I started with “Spring Breakers”, directed by Harmony Korine of “Kids” fame, and featuring James Franco as a terminally sleazy but utterly riveting criminal white rapper named Alien. Until I saw this movie, I wasn’t sure which way to go on James Franco. I couldn’t decide if he was a marginally talented actor aspiring to the pretentious, if he was a fake cultivating some arty long-con on the public, or if he was truly brilliant. Forget brilliant. I have decided that the man is a bona-fide genius. His performance was jaw-dropping; one of the most astounding I have ever seen. I couldn’t take my eyes off him. But aside from that, “Spring Breakers” is deeply weird and dreamy and smart and cringe-inducing at the same time. I remember lots of pretty colors, beer, breasts, beer-soaked breasts, Bacchanalian beach parties, horrifying yet deeply compelling scenes of drug-fueled debauchery, and then Things Going Terribly Wrong. Lots of neon pink and yellow at the end.
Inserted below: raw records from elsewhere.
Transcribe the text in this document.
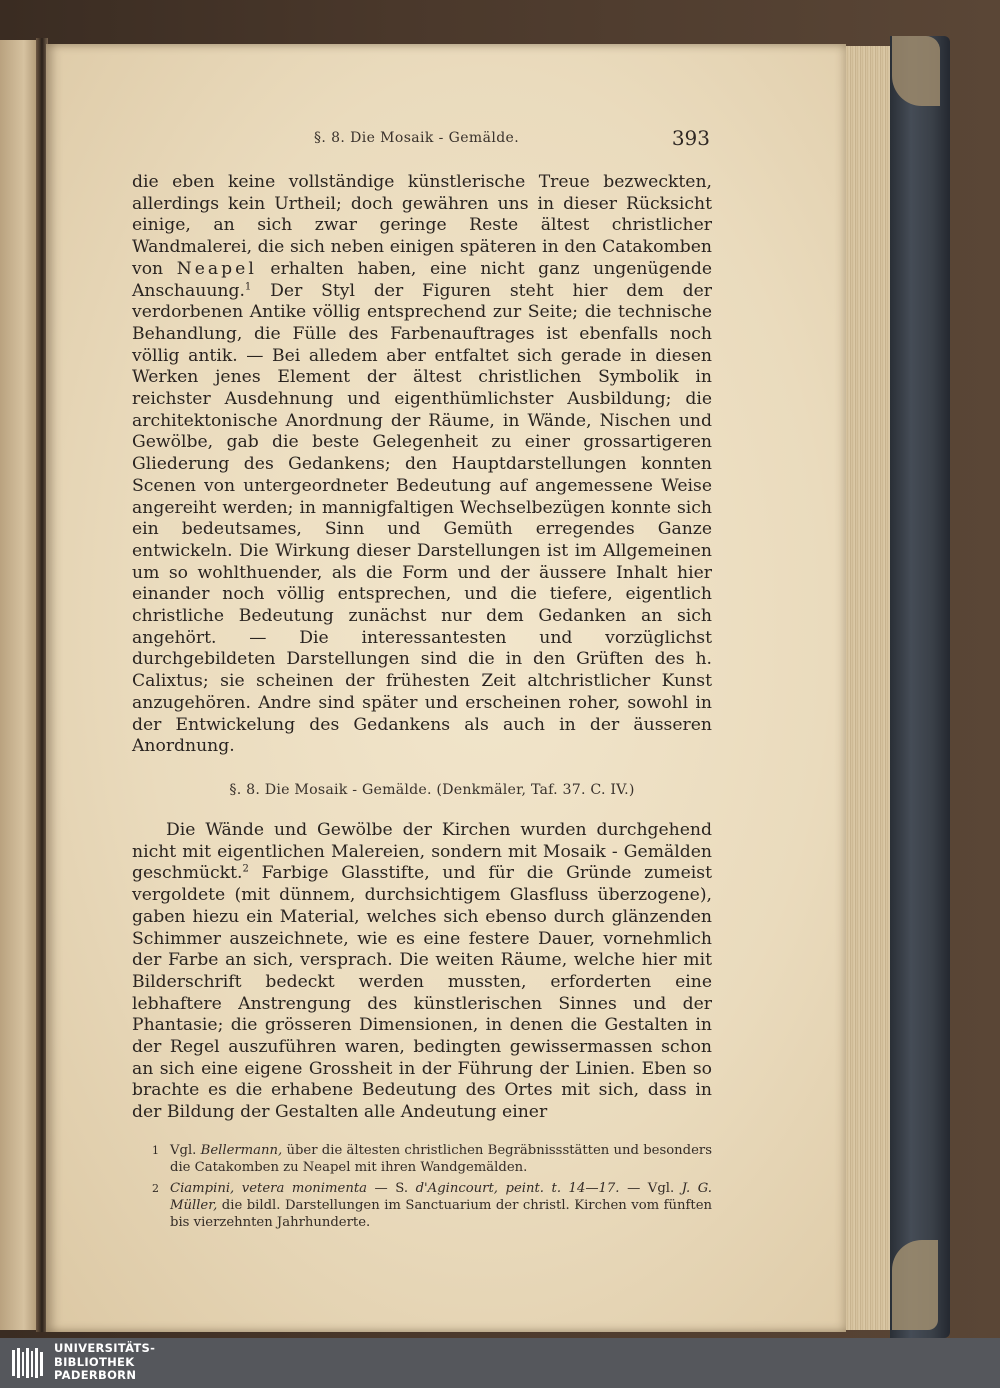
§. 8. Die Mosaik - Gemälde.	393

die eben keine vollständige künstlerische Treue bezweckten, allerdings kein Urtheil; doch gewähren uns in dieser Rücksicht einige, an sich zwar geringe Reste ältest christlicher Wandmalerei, die sich neben einigen späteren in den Catakomben von Neapel erhalten haben, eine nicht ganz ungenügende Anschauung.$^1$ Der Styl der Figuren steht hier dem der verdorbenen Antike völlig entsprechend zur Seite; die technische Behandlung, die Fülle des Farbenauftrages ist ebenfalls noch völlig antik. — Bei alledem aber entfaltet sich gerade in diesen Werken jenes Element der ältest christlichen Symbolik in reichster Ausdehnung und eigenthümlichster Ausbildung; die architektonische Anordnung der Räume, in Wände, Nischen und Gewölbe, gab die beste Gelegenheit zu einer grossartigeren Gliederung des Gedankens; den Hauptdarstellungen konnten Scenen von untergeordneter Bedeutung auf angemessene Weise angereiht werden; in mannigfaltigen Wechselbezügen konnte sich ein bedeutsames, Sinn und Gemüth erregendes Ganze entwickeln. Die Wirkung dieser Darstellungen ist im Allgemeinen um so wohlthuender, als die Form und der äussere Inhalt hier einander noch völlig entsprechen, und die tiefere, eigentlich christliche Bedeutung zunächst nur dem Gedanken an sich angehört. — Die interessantesten und vorzüglichst durchgebildeten Darstellungen sind die in den Grüften des h. Calixtus; sie scheinen der frühesten Zeit altchristlicher Kunst anzugehören. Andre sind später und erscheinen roher, sowohl in der Entwickelung des Gedankens als auch in der äusseren Anordnung.

§. 8. Die Mosaik - Gemälde. (Denkmäler, Taf. 37. C. IV.)

Die Wände und Gewölbe der Kirchen wurden durchgehend nicht mit eigentlichen Malereien, sondern mit Mosaik - Gemälden geschmückt.$^2$ Farbige Glasstifte, und für die Gründe zumeist vergoldete (mit dünnem, durchsichtigem Glasfluss überzogene), gaben hiezu ein Material, welches sich ebenso durch glänzenden Schimmer auszeichnete, wie es eine festere Dauer, vornehmlich der Farbe an sich, versprach. Die weiten Räume, welche hier mit Bilderschrift bedeckt werden mussten, erforderten eine lebhaftere Anstrengung des künstlerischen Sinnes und der Phantasie; die grösseren Dimensionen, in denen die Gestalten in der Regel auszuführen waren, bedingten gewissermassen schon an sich eine eigene Grossheit in der Führung der Linien. Eben so brachte es die erhabene Bedeutung des Ortes mit sich, dass in der Bildung der Gestalten alle Andeutung einer

1 Vgl. Bellermann, über die ältesten christlichen Begräbnissstätten und besonders die Catakomben zu Neapel mit ihren Wandgemälden.
2 Ciampini, vetera monimenta — S. d'Agincourt, peint. t. 14—17. — Vgl. J. G. Müller, die bildl. Darstellungen im Sanctuarium der christl. Kirchen vom fünften bis vierzehnten Jahrhunderte.
UNIVERSITÄTS-
BIBLIOTHEK
PADERBORN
And girls behaving very badly, with semi-automatics. I know there was profound social commentary in there somewhere, but I can’t properly analyze it because all the candy colors and flickering jump shots scrambled my already drug-addled brain.
Vicky Cristina Barcelona
I took a little break from the weird and frenetic for an old-fashioned Woody Allen romantic comedy, “Vicky Cristina Barcelona”, which I enjoyed a lot, but in my medicated state, probably found to be much sadder than it actually is. It also made me want to move to Spain, where the citizens seem to drink wine with every meal and have endless leisure time to loll around angsting picturesquely over Art. It sounds like my kind of place! I also enjoyed it because my personality consists of a constant internal battle between the uptight but quietly passionate Vicky, and the free-wheeling, creative, but chronically unsatisfied Cristina. And who can complain when you get to watch the delicious Javier Bardem flowing around in red silk shirts and being all tragic and sexy? The funniest thing in the entire movie was the father of Bardem’s character Juan Antonio. He’s a brilliant poet who refuses to publish any of his work because he hates the world and thinks it doesn’t deserve the beauty he has to offer it. Maybe that should be my new “thing”—refusing to publish out of pure spite!
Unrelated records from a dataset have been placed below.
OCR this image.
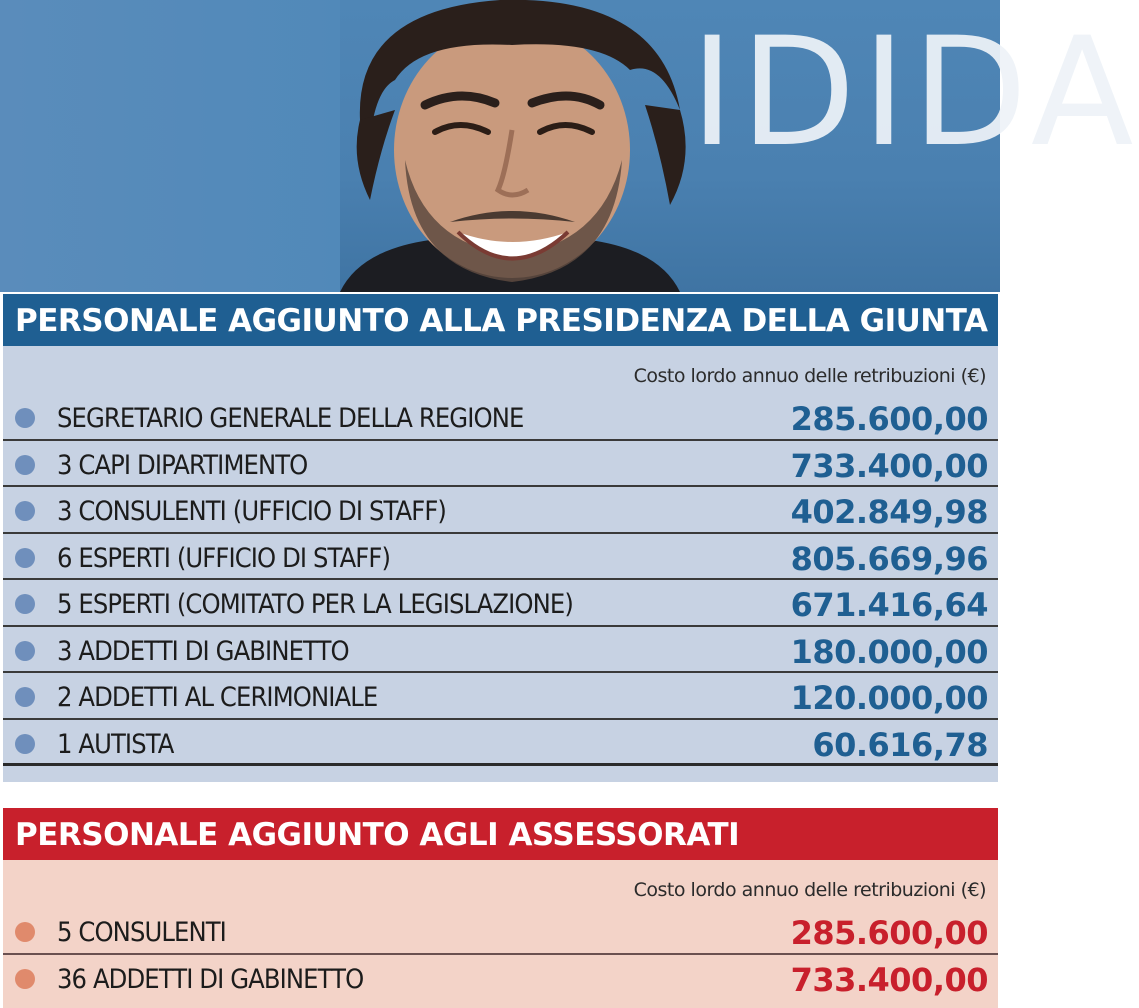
IDIDA
PERSONALE AGGIUNTO ALLA PRESIDENZA DELLA GIUNTA
Costo lordo annuo delle retribuzioni (€)
SEGRETARIO GENERALE DELLA REGIONE	285.600,00
3 CAPI DIPARTIMENTO	733.400,00
3 CONSULENTI (UFFICIO DI STAFF)	402.849,98
6 ESPERTI (UFFICIO DI STAFF)	805.669,96
5 ESPERTI (COMITATO PER LA LEGISLAZIONE)	671.416,64
3 ADDETTI DI GABINETTO	180.000,00
2 ADDETTI AL CERIMONIALE	120.000,00
1 AUTISTA	60.616,78
PERSONALE AGGIUNTO AGLI ASSESSORATI
Costo lordo annuo delle retribuzioni (€)
5 CONSULENTI	285.600,00
36 ADDETTI DI GABINETTO	733.400,00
Oh, my God. “The Faculty” was fantastic! And I’m certain it’s not just the codeine talking. How could you not love a movie about cephalopod-based aliens taking over a small-town high school, where in the opening scene actress Bebe Neuwirth gets a pencil stabbed all the way through her hand and then gets her throat slashed by the dowdy drama teacher? Enough said. Except that it was startling to see Elijah Wood completely out context, in regular old high school instead of Middle Earth, where he rightfully belongs.
Melinda and Melinda
Another Woody Allen movie. This one was just kind of “meh”. All I really liked about it was that Wallace Shawn was in it.
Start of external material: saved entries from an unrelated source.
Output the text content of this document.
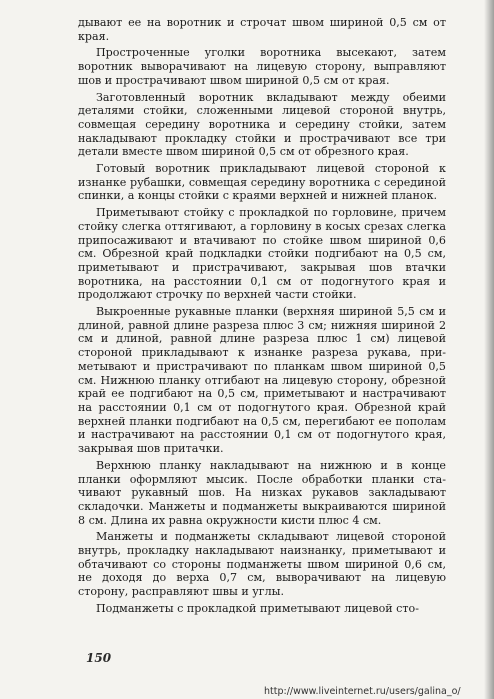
дывают ее на воротник и строчат швом шириной 0,5 см от края.

Простроченные уголки воротника высекают, затем воротник выворачивают на лицевую сторону, выправляют шов и прострачивают швом шириной 0,5 см от края.

Заготовленный воротник вкладывают между обеими деталями стойки, сложенными лицевой стороной внутрь, совмещая середину воротника и середину стойки, затем накладывают прокладку стойки и прострачивают все три детали вместе швом шириной 0,5 см от обрезного края.

Готовый воротник прикладывают лицевой стороной к изнанке рубашки, совмещая середину воротника с серединой спинки, а концы стойки с краями верхней и нижней планок.

Приметывают стойку с прокладкой по горловине, причем стойку слегка оттягивают, а горловину в косых срезах слегка припосаживают и втачивают по стойке швом шириной 0,6 см. Обрезной край подкладки стойки подгибают на 0,5 см, приметывают и пристрачивают, закрывая шов втачки воротника, на расстоянии 0,1 см от подогнутого края и продолжают строчку по верхней части стойки.

Выкроенные рукавные планки (верхняя шириной 5,5 см и длиной, равной длине разреза плюс 3 см; нижняя шириной 2 см и длиной, равной длине разреза плюс 1 см) лицевой стороной прикладывают к изнанке разреза рукава, приметывают и пристрачивают по планкам швом шириной 0,5 см. Нижнюю планку отгибают на лицевую сторону, обрезной край ее подгибают на 0,5 см, приметывают и настрачивают на расстоянии 0,1 см от подогнутого края. Обрезной край верхней планки подгибают на 0,5 см, перегибают ее пополам и настрачивают на расстоянии 0,1 см от подогнутого края, закрывая шов притачки.

Верхнюю планку накладывают на нижнюю и в конце планки оформляют мысик. После обработки планки стачивают рукавный шов. На низках рукавов закладывают складочки. Манжеты и подманжеты выкраиваются шириной 8 см. Длина их равна окружности кисти плюс 4 см.

Манжеты и подманжеты складывают лицевой стороной внутрь, прокладку накладывают наизнанку, приметывают и обтачивают со стороны подманжеты швом шириной 0,6 см, не доходя до верха 0,7 см, выворачивают на лицевую сторону, расправляют швы и углы.

Подманжеты с прокладкой приметывают лицевой сто-

150
http://www.liveinternet.ru/users/galina_o/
I was so riveted by “Spring Breakers” that I time-traveled all the way back to 1995 to watch “Kids”, which I missed the first time around. I was rendered speechless. I don’t think of myself as an old prude, but I wanted to round up every single one of those feckless little hoodlums and immediately ship them off to military school. Catholic military school. And my Theraflu-ridden brain could only helplessly repeat the phrase, “Where are their parents??? Where?? Why are eleven-year-old boys smoking blunts at a booze-fueled house party and bragging about shtupting hos? What’s happening? Let me in there! I’m adopting them all immediately and imposing structure on their little hood-rat lives!” (What can I say? The youngest kids in the movie were heartbreakingly adorable and horrifically misguided.)
But in all seriousness, “Kids” is a very challenging--I would even say confrontational--film. And it’s a really important and complex one. It’s the only film I’ve ever seen that has been willing to portray adolescent sexuality in a truly frank and honest way, especially female adolescent sexuality. Even now in 2013, it’s a radical film with a very intelligent and nuanced message. I can see why people were completely outraged by it when it first came out, but I truly believe that it’s still one of the most relevant films about teen sexuality ever made. It’s also a savage attack on a society willing to abandon its young out of fatigue, apathy, or just plain ennui.
Lesson learned? Cold medication enhances the movie-watching experience. This is not an endorsement of sucking down a hit of Dimetapp and tuning in on any given Tuesday-- I’m just sayin’ that if you happen to be stuck in bed with a nasty cold and are self-medicating, well, it may be an opportune to time to queue up the Nexflix.